O criminoso rebaixamento de Serpa, além de atrasar suas conquistas materiais, golpeou fundamente os brios e a espiritualidade da vila. O decreto do governo paraense veio em represália à independência com que se portara a Câmara de Serpa. Enquanto esta expôs sinais de combate defendendo o coletivo amazonense, Manaus mirou a si mesma. Do episódio resultou a lição de que em política não há justiça; há, sim, vencedores e vencidos. Embora vitimada pelo ódio e pela incompreensão, Serpa cuidaria de dar prosseguimento à sua caminhada.

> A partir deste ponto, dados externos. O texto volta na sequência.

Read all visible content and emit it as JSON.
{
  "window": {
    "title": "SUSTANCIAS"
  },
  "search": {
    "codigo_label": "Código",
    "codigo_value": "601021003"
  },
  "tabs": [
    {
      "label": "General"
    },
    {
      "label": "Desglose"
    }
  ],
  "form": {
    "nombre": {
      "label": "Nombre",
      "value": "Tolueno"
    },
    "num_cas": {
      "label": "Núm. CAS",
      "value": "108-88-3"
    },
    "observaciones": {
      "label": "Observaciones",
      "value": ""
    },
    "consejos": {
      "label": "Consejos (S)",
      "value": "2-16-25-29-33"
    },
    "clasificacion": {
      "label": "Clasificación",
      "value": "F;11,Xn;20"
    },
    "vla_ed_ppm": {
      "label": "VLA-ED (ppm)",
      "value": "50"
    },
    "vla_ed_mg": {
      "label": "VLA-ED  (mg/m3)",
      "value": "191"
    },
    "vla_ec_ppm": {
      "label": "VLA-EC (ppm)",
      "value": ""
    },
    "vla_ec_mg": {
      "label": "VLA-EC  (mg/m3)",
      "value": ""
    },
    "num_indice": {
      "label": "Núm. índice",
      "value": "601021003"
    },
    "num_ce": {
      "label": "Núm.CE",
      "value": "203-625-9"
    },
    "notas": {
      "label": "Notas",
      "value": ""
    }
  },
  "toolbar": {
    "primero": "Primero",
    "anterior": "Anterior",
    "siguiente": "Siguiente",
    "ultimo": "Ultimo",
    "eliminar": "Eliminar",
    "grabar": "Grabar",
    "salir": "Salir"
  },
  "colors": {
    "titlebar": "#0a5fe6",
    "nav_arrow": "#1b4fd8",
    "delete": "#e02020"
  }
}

Em 1832, em pleno apogeu da luta pela autonomia do Amazonas, o vigário do então Lugar da Barra, frei José dos Inocentes, foi removido para Serpa. Atribui-se que sua remoção ganhou o caráter de castigo por haver tomado parte do levante sangrento contra a sede do governo, que resultou na morte do comandante militar Joaquim Felipe dos Reis e na deposição de seu substituto coronel Francisco Ricardo Zany. Frei José permaneceu como vigário encomendado de Serpa até esta perder a condição de vila. Seu retorno à Barra deu-se pela incumbência recebida de oficiar, em 21 de dezembro de 1833, a missa solene de inauguração da nova vila de Manaus.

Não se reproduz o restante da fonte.